Two top-notch legal scholars with their heads on straight put that ploy to rest:

As conservative law professors, we share the concern that a Hillary Clinton victory would halt decades of efforts to restore an originalist interpretation of the Constitution.  Since Justice Antonin Scalia’s death in February, the court has been divided between four very liberal justices and four conservatives (some more than others).  Central constitutional concerns, including religious freedom, voting rights, property rights, the death penalty and gun control are  up for grabs, possibly turning on the views of the next new justice.
Trump himself has been gloating over the leverage the situation sets up.  “They have no choice,” he said on the stump in Virginia not long ago.  “Even if you can’t stand Donald Trump, you think Donald Trump is the worst, you’re going to vote for me.  You know why?  Justices of the Supreme Court.”

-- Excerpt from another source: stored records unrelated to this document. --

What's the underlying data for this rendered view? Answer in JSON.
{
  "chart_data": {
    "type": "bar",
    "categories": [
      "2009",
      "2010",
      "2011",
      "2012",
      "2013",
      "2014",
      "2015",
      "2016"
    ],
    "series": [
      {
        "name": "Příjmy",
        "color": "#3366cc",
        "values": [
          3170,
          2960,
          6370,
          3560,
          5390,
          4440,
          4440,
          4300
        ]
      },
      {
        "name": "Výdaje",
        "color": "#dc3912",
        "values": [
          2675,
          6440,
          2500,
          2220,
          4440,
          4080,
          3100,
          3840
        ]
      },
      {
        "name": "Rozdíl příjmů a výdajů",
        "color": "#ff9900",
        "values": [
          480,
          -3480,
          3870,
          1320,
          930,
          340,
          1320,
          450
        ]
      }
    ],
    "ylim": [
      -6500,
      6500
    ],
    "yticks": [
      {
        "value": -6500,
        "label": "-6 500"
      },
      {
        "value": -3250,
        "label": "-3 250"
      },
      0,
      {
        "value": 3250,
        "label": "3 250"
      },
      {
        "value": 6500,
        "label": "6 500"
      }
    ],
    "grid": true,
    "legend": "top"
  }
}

But the Supreme Court is not enough. Our nation confronts a revanchist Russia; a bellicose, expansionist China; terrorism in Europe; and civil war in the Middle East — in short, a world reeling at  the edge of chaos. The president's first responsibilities are to maintain national security, advance our national interests in foreign affairs and provide direction for the military. As Alexander Hamilton observed, the framers of the Constitution vested the executive power in one person, the president, to ensure that the United States could conduct its foreign relations with “decision, activity, secrecy, and dispatch.”
Faced with mounting international instability, Trump’s answer is to promise an unpredictable and unreliable America.  He has proposed breaking U.S. commitments to NAFTA and the World Trade Organization, closing our military bases in Japan and South Korea, repudiating security guarantees to NATO allies, pulling out of the Middle East, and ceding Eastern Europe to Russia and East Asia to China.  A Trump presidency invites a cascade of global crises.  Constitutional order will not thrive at home in a world beset by threats and disorder.
While he is shaking up the world, Trump will also nominate conservatives to the federal courts — or so he says.  But no one should rely on his vague promises.  He has already flip-flopped on numerous core issues, such as the minimum wage, tax rates and entitlement reform.  Even when he announced his list of judges in May, Trump would not be pinned down. 
They conclude their argument by pointing out that supposedly reliable justices sometimes surprise us unpleasantly.

Sorry, Laura and Sean, we're still not buyin' what you're sellin'.